Greg began studying the pipe organ when he was just a small boy from Jeff Nichols. Luckily, the First Methodist Church in Baxter Springs was home to an exquisite pipe organ that had been in the church since 1928. Beth began studying piano with Janet Tash Adams at Goade Music Store in Baxter Springs when she was seven-years old.

“We maintain the tradition of training young people of our community – not just Methodists – in music. And they always come back to us,” said Jack Hemphill, music director of the church since 1971.

The First Methodist Church of Baxter Springs was originally built in 1918, purchasing the organ in 1928.

“The organ is nearly a hundred years old,” stated Denton Lazenby, Lay Leader in the church. “Lightening struck the organ about four years go; it [the organ] has been repaired twice already. We have estimates between $34,000 and $55,000 for the repairs. When you only have about a hundred members in the church, that is quite a lot of money.”

In 1967, it was discovered that the console and the wiring of the classic Henners Pipe Organ were deteriorating and had to be refurbished at a cost of $80,000.
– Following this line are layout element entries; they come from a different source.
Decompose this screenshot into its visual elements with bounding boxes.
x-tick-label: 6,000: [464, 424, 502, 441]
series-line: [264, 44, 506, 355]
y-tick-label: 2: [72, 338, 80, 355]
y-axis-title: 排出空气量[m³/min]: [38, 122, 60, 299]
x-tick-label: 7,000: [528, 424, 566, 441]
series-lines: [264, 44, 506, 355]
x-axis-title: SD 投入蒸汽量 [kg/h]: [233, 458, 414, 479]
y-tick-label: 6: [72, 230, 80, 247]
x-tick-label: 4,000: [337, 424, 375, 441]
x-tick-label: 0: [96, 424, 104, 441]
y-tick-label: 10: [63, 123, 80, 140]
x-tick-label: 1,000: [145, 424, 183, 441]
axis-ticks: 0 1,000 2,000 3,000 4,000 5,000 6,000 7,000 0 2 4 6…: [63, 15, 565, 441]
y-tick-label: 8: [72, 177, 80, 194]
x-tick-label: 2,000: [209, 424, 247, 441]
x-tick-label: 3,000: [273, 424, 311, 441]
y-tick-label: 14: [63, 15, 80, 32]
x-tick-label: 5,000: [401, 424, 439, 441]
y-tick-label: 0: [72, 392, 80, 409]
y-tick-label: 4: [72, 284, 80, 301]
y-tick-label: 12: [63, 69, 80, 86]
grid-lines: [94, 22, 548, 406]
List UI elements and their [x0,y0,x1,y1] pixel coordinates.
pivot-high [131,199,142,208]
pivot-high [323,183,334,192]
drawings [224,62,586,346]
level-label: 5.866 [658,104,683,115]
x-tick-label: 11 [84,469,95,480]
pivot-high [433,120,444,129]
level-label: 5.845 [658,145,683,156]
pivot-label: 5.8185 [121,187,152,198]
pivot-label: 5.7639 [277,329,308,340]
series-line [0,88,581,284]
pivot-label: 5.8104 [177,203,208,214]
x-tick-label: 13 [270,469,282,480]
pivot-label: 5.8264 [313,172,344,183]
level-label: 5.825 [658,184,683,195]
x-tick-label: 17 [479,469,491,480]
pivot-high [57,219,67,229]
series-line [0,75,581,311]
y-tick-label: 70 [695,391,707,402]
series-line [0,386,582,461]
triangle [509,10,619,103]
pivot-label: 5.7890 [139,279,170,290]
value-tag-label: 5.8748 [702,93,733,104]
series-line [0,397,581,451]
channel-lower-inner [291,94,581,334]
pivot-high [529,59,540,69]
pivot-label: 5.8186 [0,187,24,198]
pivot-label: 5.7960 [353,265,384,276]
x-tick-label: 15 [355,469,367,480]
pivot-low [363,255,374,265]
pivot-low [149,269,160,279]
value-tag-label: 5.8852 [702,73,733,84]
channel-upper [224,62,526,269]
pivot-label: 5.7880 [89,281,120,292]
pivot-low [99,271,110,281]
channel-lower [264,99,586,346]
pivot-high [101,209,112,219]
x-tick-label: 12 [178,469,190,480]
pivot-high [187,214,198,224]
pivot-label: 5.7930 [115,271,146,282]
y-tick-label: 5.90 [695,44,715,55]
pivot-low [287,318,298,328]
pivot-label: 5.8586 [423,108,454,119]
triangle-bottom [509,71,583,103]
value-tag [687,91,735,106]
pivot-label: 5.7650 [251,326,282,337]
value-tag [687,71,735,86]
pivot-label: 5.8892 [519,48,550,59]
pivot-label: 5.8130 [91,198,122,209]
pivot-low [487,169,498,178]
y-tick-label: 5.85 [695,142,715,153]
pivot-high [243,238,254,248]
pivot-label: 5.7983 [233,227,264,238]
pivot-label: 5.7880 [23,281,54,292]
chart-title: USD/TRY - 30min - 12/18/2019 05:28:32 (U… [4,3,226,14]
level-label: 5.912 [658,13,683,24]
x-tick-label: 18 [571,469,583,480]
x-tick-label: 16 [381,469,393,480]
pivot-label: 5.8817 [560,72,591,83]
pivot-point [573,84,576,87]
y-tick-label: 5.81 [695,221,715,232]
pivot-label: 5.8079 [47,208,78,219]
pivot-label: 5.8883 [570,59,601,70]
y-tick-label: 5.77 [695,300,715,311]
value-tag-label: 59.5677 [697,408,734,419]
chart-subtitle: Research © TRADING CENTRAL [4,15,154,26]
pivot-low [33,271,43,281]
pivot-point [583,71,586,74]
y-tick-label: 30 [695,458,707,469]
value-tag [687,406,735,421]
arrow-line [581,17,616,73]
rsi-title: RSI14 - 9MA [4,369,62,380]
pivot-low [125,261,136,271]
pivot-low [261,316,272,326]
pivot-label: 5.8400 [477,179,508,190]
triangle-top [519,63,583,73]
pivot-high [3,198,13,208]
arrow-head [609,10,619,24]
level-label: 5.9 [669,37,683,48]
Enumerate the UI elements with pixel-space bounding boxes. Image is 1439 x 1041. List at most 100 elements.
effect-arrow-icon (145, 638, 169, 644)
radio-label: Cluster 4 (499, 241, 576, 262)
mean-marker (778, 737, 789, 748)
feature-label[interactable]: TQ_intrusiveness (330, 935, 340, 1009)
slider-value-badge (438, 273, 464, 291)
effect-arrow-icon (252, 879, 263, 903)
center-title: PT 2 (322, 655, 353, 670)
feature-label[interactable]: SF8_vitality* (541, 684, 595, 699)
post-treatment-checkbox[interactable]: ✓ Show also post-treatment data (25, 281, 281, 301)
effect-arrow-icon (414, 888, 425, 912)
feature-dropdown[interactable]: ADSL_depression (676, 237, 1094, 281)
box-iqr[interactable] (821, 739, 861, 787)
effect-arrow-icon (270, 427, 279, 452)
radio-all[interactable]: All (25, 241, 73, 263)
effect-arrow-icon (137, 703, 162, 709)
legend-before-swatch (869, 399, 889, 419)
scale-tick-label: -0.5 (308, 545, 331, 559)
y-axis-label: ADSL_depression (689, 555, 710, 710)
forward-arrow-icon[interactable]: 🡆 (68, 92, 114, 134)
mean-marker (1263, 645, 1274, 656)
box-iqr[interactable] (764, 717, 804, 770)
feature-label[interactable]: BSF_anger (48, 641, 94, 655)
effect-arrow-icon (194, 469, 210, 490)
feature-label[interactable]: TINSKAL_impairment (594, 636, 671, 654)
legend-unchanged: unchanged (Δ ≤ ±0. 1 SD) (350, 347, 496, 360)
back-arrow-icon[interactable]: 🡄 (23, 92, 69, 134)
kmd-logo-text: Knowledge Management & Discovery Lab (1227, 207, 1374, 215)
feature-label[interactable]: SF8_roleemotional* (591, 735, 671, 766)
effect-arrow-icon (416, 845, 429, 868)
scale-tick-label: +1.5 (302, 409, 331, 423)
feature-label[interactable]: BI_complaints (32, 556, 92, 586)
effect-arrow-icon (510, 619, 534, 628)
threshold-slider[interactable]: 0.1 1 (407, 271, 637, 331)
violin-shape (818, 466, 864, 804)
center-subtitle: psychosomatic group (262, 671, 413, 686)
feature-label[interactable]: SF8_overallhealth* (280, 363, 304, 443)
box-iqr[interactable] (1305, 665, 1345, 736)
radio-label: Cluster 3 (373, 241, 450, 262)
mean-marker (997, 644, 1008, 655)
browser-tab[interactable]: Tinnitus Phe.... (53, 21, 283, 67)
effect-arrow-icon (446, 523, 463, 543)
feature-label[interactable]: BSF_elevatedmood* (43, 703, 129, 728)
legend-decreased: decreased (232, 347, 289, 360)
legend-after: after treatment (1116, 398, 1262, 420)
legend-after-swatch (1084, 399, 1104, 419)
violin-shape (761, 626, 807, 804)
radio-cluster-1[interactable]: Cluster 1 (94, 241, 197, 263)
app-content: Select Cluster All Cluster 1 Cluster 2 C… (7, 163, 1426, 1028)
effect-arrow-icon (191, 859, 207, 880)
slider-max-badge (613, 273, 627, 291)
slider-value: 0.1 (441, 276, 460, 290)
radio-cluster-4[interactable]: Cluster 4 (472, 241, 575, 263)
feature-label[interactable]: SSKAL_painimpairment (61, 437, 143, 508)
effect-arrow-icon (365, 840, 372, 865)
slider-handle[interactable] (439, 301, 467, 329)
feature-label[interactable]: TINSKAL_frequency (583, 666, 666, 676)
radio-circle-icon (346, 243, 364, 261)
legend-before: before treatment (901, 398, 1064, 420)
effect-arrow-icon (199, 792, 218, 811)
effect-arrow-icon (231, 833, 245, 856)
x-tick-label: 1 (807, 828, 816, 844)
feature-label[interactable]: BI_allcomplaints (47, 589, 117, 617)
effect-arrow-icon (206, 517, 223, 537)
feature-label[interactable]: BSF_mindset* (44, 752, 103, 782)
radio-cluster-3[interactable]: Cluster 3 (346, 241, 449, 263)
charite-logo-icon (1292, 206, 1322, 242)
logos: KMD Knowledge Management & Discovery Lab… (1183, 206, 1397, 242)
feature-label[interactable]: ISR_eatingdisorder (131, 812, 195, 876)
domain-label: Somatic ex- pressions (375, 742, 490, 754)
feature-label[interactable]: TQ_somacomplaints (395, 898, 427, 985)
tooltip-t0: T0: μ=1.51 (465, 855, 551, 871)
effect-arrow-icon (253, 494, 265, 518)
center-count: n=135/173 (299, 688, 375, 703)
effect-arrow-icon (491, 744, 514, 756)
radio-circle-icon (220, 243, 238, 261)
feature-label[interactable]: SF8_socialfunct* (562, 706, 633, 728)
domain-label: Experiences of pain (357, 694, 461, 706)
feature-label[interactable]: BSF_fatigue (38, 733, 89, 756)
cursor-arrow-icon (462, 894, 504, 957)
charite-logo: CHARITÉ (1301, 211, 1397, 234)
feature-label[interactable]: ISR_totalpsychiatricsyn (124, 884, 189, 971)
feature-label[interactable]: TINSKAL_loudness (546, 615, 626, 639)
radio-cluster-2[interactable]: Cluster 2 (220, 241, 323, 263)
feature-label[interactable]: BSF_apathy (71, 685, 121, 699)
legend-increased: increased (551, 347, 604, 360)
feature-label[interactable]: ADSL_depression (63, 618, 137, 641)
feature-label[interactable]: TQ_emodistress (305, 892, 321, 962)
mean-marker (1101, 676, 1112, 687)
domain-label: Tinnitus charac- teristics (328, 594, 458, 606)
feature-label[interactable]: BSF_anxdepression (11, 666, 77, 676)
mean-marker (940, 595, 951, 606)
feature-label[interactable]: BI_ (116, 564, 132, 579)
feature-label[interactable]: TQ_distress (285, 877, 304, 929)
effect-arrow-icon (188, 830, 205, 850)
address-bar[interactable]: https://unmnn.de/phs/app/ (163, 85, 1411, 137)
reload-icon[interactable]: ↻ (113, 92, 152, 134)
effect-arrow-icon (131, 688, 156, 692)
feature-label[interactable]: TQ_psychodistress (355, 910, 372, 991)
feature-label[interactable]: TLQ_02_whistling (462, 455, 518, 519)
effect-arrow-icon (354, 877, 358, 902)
Greg Stoskopf and Beth Stark are passionate about keeping the organ functioning to its full potential. Hosting a benefit concert on Sunday, September 30, at the church, Greg spoke of the needs for the organ and the benefits it has made to the community.

“Playing music is both a hobby and an avocation that Beth and I really enjoy,” Stoskopf stated. “We love to keep it up, and we love to keep the organ running.

“Most the the congregation doesn't hear, but when you are actually playing the organ, you find it has a mind of its own. Sometimes it won't play the notes it's supposed to, yet other times it plays notes all on its own that aren't even in the music!”

Stoskopf continued, “As far as the organ goes, we must update its controls, update the internal wiring, and things you just don't see. It's time for some work, and hopefully, we can get it there.”

In an effort to raise funds for the organ restoration, Brad Hemphill, son of Music Director Jack Hemphill, has produced a CD titled “Joys and Concerns,” containing hymns and uplifting musical arrangements. The church also has T-Shirts for sale with “Organ Donor” written on the front. Both the CDs and the T-Shirts are $10 each. All funds will go to rebuild the organ.

Persons wishing to contribute to the refurbishing of the nearly century-old organ may make contributions directly to the church, located at 1310 East Avenue, phone number 620-856-5996. Church office hours are Monday through Thursday from 9 am until noon.

“We are going to keep our music alive through our children,” said Denton Lazenby. “If we can't get it fixed, we're just going to play the organ like it is until it quits.”